My plan is to write a "lexicon" that will store the lexemes and can be queried for them with their constituent parts. If they don't exist, it will create them, and return references to them. This way I can build my sentences with references to the lexemes rather than with lexemes.

For simplicity, let's say that lexemes are composed of 2 Strings. The code that follows is illustrative of what I want, but the test fails since I can only borrow the lexicon as mutable once. So my question is, what would be the correct strategy here?

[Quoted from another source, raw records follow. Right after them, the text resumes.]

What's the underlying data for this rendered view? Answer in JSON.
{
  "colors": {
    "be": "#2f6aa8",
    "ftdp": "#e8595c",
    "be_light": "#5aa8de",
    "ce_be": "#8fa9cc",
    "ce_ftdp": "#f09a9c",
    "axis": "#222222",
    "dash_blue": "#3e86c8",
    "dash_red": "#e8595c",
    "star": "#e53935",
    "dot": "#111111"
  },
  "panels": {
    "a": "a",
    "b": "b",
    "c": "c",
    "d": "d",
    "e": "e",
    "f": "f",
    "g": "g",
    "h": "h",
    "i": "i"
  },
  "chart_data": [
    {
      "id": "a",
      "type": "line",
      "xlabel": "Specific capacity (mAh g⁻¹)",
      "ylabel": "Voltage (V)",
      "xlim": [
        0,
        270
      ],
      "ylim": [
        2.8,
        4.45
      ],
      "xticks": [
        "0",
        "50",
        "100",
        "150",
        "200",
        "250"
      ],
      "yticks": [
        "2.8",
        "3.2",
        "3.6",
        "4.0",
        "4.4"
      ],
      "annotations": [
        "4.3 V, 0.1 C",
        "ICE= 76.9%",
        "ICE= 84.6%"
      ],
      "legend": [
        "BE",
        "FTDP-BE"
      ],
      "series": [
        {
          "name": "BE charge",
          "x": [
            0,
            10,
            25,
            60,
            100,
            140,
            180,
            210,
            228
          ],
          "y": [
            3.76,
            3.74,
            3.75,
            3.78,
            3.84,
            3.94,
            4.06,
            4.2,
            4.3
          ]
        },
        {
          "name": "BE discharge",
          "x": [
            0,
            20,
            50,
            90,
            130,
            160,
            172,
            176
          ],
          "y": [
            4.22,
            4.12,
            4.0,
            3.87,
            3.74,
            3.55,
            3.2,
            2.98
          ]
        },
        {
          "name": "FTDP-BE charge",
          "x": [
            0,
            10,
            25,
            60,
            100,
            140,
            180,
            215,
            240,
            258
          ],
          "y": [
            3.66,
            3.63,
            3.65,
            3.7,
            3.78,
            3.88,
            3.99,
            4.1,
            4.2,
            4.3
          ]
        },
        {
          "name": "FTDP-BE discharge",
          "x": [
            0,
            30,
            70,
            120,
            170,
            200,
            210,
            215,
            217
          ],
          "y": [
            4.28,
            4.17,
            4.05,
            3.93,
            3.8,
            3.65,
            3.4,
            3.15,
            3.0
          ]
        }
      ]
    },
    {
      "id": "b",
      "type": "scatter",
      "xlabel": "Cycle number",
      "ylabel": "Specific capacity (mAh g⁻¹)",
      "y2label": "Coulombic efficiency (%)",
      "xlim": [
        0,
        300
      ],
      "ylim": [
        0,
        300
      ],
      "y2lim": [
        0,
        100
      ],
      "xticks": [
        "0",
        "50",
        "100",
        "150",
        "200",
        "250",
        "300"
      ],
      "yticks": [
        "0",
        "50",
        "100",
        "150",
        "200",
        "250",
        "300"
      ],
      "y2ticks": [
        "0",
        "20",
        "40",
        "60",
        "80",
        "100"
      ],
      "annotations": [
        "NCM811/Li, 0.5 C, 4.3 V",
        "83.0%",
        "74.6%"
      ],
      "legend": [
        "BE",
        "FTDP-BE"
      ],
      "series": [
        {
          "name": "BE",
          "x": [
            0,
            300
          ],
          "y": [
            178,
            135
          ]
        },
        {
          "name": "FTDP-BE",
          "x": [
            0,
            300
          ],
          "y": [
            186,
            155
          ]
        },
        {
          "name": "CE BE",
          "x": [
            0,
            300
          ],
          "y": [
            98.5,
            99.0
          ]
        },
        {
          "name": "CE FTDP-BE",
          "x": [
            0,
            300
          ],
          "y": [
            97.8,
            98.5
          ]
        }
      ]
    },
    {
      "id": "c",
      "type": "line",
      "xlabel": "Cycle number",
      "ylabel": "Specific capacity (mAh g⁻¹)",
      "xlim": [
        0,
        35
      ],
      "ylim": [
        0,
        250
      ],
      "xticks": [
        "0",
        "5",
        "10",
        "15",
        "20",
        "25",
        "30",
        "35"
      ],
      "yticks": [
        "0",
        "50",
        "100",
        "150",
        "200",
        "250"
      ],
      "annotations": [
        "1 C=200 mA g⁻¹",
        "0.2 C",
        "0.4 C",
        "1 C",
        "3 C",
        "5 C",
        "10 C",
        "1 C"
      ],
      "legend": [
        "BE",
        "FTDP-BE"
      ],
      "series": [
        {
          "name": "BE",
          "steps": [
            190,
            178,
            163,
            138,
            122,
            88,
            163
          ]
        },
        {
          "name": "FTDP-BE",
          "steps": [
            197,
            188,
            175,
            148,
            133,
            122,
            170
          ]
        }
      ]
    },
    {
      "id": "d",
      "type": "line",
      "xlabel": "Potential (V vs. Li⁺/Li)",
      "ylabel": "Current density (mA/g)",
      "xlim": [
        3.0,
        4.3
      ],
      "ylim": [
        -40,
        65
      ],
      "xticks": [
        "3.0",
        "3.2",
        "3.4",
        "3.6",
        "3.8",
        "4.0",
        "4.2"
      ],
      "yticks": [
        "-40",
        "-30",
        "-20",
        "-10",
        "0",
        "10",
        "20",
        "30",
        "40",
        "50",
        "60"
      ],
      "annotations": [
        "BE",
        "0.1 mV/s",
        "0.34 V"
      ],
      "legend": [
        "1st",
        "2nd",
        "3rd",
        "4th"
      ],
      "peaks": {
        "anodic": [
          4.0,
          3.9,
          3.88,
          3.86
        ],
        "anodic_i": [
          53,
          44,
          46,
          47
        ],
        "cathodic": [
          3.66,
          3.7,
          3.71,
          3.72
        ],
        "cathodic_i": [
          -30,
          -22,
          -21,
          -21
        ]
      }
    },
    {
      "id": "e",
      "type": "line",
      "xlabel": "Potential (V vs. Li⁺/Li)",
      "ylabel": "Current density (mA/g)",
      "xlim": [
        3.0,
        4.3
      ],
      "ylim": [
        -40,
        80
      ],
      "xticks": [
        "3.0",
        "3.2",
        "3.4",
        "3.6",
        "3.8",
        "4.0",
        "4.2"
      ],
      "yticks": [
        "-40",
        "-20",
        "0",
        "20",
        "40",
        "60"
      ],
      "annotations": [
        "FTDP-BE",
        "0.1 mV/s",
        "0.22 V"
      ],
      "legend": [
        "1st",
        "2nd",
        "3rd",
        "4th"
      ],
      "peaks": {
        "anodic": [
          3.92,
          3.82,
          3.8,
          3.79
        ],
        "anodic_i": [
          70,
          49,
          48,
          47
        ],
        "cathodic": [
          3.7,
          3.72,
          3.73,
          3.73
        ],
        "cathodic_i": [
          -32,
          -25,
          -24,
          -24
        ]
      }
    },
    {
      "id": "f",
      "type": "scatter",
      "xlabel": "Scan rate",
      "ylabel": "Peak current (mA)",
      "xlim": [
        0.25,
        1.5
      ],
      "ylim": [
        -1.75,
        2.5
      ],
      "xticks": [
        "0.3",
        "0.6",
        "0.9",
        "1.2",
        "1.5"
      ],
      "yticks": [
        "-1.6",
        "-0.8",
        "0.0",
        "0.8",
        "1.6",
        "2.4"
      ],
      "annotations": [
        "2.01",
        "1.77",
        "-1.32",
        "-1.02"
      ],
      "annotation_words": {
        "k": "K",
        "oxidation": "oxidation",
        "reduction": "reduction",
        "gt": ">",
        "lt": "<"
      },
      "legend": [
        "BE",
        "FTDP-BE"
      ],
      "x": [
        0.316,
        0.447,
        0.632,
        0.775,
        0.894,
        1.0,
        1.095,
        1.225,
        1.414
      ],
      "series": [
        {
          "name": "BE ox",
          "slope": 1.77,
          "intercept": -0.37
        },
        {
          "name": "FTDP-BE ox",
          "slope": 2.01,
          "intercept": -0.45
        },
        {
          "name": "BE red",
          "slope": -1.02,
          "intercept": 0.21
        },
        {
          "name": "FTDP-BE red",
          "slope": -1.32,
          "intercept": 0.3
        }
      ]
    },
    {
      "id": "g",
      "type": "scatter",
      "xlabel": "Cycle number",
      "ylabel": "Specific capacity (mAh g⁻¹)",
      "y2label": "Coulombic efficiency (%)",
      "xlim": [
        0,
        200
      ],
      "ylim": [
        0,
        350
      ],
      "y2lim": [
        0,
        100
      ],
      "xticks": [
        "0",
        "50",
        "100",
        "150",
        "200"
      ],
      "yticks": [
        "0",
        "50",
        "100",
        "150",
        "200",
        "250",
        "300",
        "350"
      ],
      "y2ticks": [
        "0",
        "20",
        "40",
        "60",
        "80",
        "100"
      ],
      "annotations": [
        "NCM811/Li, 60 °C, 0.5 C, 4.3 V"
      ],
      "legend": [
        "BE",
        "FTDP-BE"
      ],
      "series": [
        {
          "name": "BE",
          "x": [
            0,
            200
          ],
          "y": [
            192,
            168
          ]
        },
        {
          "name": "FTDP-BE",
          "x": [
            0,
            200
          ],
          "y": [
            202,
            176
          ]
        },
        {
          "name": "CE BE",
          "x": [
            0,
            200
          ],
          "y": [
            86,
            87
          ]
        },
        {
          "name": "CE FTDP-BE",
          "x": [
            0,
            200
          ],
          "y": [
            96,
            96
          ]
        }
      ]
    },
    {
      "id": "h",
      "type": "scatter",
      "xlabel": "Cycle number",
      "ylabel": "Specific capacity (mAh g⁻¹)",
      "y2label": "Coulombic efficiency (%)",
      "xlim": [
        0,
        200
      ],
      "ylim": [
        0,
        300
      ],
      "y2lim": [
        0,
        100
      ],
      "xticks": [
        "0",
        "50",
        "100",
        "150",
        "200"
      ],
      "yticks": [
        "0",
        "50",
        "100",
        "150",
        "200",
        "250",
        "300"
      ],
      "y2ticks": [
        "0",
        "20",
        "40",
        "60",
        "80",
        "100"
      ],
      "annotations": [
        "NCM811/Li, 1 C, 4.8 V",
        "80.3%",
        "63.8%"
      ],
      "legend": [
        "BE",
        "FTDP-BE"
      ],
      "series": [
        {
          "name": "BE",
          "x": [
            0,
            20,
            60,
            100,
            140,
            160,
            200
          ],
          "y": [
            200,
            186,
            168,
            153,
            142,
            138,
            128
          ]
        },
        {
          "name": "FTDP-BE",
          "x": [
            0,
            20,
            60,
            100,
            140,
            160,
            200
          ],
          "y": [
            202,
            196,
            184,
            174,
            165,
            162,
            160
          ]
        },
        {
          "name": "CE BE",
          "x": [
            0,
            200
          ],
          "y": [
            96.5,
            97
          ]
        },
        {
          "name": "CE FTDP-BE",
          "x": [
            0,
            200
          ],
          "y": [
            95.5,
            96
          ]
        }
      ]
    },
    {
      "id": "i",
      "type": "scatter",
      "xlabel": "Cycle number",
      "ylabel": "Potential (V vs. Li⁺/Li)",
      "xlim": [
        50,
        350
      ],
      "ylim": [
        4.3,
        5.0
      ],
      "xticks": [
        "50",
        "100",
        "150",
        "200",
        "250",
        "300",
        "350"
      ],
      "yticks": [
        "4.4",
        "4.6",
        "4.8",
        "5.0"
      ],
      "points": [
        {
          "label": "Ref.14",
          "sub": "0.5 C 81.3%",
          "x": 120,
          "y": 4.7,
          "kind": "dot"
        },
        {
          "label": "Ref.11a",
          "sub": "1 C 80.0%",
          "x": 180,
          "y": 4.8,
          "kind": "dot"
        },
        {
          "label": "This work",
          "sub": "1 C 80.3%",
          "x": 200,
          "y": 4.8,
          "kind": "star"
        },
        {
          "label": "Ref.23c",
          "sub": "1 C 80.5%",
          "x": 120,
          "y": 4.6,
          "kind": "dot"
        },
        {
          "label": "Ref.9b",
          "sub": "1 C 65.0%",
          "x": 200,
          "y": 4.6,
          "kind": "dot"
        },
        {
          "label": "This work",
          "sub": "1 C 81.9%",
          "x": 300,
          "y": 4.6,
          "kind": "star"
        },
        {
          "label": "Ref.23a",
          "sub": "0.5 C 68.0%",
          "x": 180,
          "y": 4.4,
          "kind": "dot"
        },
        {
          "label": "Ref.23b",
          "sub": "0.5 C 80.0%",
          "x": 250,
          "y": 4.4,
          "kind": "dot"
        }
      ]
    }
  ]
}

#![feature(hash_set_entry)]

use std::collections::HashSet;

#[derive(Debug, Clone, PartialEq, Eq, Hash)]
struct Lexeme {
    name: String,
    text: String,
}

struct Lexicon {
    lexemes: HashSet<Lexeme>,
}

impl Lexicon {
    pub fn get(&mut self, name: String, text: String) -> &Lexeme {
        let lexeme = Lexeme { name, text };
        self.lexemes.get_or_insert(lexeme)
    }
}

#[cfg(test)]
mod tests {
    use super::*;

    #[test]
    fn test_1() {
        let mut lexicon = Lexicon {
            lexemes: HashSet::new(),
        };
        let lex1 = lexicon.get("name1".to_string(), "text1".to_string());
        let _ = lexicon.get("name2".to_string(), "text2".to_string());
        let lex3 = lexicon.get("name1".to_string(), "text1".to_string());
        assert_eq!(lex1.name, lex3.name);
    }
}

Compile errors:

error[E0499]: cannot borrow `lexicon` as mutable more than once at a time
  --> src/lib.rs:32:17
   |
31 |         let lex1 = lexicon.get("name1".to_string(), "text1".to_string());
   |                    ------- first mutable borrow occurs here
32 |         let _ = lexicon.get("name2".to_string(), "text2".to_string());
   |                 ^^^^^^^ second mutable borrow occurs here
33 |         let lex3 = lexicon.get("name1".to_string(), "text1".to_string());
34 |         assert_eq!(lex1.name, lex3.name);
   |         --------------------------------- first borrow later used here

error[E0499]: cannot borrow `lexicon` as mutable more than once at a time
  --> src/lib.rs:33:20
   |
31 |         let lex1 = lexicon.get("name1".to_string(), "text1".to_string());
   |                    ------- first mutable borrow occurs here
32 |         let _ = lexicon.get("name2".to_string(), "text2".to_string());
33 |         let lex3 = lexicon.get("name1".to_string(), "text1".to_string());
   |                    ^^^^^^^ second mutable borrow occurs here
34 |         assert_eq!(lex1.name, lex3.name);
   |         --------------------------------- first borrow later used here

(Playground)

Edited to add a link to what I'd consider as a correct answer (as pointed out in the comments by @Shepmaster):

https://stackoverflow.com/a/40187454/683546

  • 1
    Can you better explain what the problem here is? Are you asking about borrowing or boxing? – tadman Mar 11 '20 at 17:37
  • @tadman Well, the question is about any strategy that would help attain the stated goal, I don't know if boxing would help... – Enrique Pérez Arnaud Mar 11 '20 at 17:51
  • It looks like your question might be answered by the answers of [Using a HashSet to canonicalize objects in Rust](https://stackoverflow.com/q/40186370/155423); [How can I better store a string to avoid many clones?](https://stackoverflow.com/q/42097611/155423). If not, please **[edit]** your question to explain the differences. Otherwise, we can mark this question as already answered. – Shepmaster Mar 11 '20 at 18:36
  • The term you are looking for is [*string interning*](https://en.wikipedia.org/wiki/String_interning). – Shepmaster Mar 11 '20 at 18:37
  • 1
    @Shepmaster Yes, it appears you've nailed the issue. Thanks! – Enrique Pérez Arnaud Mar 11 '20 at 19:09

0 Answers0